An inspiration came to me in 2007 to create a book out of Hinduism Today. Specifically, I envisioned the best of our Educational Insight sections compiled into a book called What Is Hinduism? Approached from scratch, such a book would take a large team years to produce, especially with the level of artistry, research, patience and care that is found in each chapter. The serendipitous beauty of the project was that the necessary thousands of hours of loving attention had already gone into researching and designing its chapters over the last ten years by our talented team of writers, editors and photographers. All that was needed then, in 2007, was to gather the best features and assemble them in a way that offers a thorough yet highly readable introduction to Hinduism. Voila! In all, 46 Educational Insights comprise the book and create a user-friendly way to read them versus a pile of 46 magazines!

The book What Is Hinduism? has been introduced to Hindus through dozens of my lectures, highlighting the book’s rich graphics and clear presentations. Thousands have attended these seminars over these last two years. The book has also been successfully used at major Hindu summer camps. The students can take the book home with them and continue to refer to it, helping them remember the teachings over the subsequent months. It is yet another way the magazine is impacting Hinduism.

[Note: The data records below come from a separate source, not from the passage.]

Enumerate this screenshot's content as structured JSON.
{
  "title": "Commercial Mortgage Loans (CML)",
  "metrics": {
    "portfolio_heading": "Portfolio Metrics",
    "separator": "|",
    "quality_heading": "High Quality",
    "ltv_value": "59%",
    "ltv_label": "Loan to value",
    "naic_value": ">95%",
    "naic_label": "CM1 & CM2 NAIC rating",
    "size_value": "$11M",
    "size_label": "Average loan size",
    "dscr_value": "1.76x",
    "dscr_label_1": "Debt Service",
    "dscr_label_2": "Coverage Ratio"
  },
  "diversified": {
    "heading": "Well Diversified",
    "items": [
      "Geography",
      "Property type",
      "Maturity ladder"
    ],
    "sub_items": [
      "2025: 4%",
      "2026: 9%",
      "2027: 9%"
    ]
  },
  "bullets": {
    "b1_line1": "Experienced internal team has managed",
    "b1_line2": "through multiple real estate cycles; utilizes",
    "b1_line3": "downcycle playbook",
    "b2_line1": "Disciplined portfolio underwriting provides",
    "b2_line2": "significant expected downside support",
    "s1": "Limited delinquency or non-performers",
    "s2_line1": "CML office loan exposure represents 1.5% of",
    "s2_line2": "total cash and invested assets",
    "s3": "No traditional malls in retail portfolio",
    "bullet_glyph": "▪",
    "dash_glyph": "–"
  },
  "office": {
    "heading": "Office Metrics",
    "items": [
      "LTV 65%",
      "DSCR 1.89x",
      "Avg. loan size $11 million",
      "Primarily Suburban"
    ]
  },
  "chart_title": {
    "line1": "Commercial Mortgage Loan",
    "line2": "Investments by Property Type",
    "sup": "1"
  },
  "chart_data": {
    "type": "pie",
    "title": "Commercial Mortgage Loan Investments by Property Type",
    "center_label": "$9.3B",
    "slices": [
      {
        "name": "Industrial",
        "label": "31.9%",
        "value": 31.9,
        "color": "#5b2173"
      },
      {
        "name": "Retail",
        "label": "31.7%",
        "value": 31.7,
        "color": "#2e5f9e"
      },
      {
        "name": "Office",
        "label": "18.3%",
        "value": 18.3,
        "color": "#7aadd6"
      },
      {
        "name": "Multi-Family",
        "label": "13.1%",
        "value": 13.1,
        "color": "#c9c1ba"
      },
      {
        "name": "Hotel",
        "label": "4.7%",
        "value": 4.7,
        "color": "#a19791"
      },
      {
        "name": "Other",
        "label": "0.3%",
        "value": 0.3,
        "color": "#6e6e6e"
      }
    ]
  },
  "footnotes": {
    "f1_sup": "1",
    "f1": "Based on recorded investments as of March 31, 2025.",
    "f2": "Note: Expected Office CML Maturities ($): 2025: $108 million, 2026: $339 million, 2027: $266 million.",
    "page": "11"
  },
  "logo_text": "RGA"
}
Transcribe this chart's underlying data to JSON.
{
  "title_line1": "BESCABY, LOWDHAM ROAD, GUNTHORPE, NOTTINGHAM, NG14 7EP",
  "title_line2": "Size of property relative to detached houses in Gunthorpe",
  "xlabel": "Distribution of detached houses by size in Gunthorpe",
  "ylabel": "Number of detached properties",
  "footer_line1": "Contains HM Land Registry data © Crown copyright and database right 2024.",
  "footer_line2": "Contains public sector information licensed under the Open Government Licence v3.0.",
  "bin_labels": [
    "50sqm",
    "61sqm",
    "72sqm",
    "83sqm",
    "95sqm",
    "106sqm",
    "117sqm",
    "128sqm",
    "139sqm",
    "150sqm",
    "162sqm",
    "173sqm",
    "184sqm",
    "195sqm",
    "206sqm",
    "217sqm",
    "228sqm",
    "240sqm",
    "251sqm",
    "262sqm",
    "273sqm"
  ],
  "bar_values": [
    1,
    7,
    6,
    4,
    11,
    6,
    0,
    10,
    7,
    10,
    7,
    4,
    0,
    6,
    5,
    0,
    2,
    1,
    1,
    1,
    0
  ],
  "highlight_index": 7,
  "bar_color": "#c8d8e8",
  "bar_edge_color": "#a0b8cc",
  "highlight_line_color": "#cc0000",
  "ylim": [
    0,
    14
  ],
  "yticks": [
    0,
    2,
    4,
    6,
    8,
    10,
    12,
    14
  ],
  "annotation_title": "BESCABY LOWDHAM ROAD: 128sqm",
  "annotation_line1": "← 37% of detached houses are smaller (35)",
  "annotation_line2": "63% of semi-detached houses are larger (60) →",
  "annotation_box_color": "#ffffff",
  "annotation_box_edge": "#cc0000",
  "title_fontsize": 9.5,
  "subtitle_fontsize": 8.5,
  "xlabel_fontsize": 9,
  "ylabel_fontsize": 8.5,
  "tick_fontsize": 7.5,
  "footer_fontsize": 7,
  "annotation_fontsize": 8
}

Hinduism Today has become a resource for mainstream America, a place where people can find authentic and reliable information on Sanatana Dharma, and our editorial team is often called upon for hard-to-find answers to questions that few other institutions seem inclined to take the time to address. Harvard University is engaged in a CD-based Pluralism Project which teaches high school children about other cultures and religions. Prof. Diana Eck, head of Harvard’s religion department, invited Hinduism Today to participate in the Hindu expressions. In 1997 the former editor of Christianity Today, Terry Muck, invited us to collaborate on a chapter of his new Doubleday book, A Guide to Religions in America.

We often get calls from religion editors in America, and was lauded as a solid source of Indian spirituality in a book published by John Dart of the Los Angeles Times called Deities and Deadlines. Time Magazine called years back to verify a story on Deepak Chopra’s phenomenal success. Indeed, Hinduism Today has gained a reputation for credibility, access to authentic information and a commitment to objective, unexaggerated reporting.

But that’s just the beginning and doesn’t explain why a select committee seeking the Hindu view on the ethics of human cloning for a report to US President Bill Clinton called our editorial offices in March of 1997 or why the Ford Foundation sponsored two of our editors to join fifty prominent religion editors in the US at a meeting in Atlanta, Georgia, or why we were asked to write a chapter on Hindu medical ethics for the Southern Texas Medical Association… you get the idea; as interesting as our past has been, we think the future is going to prove even more remarkable.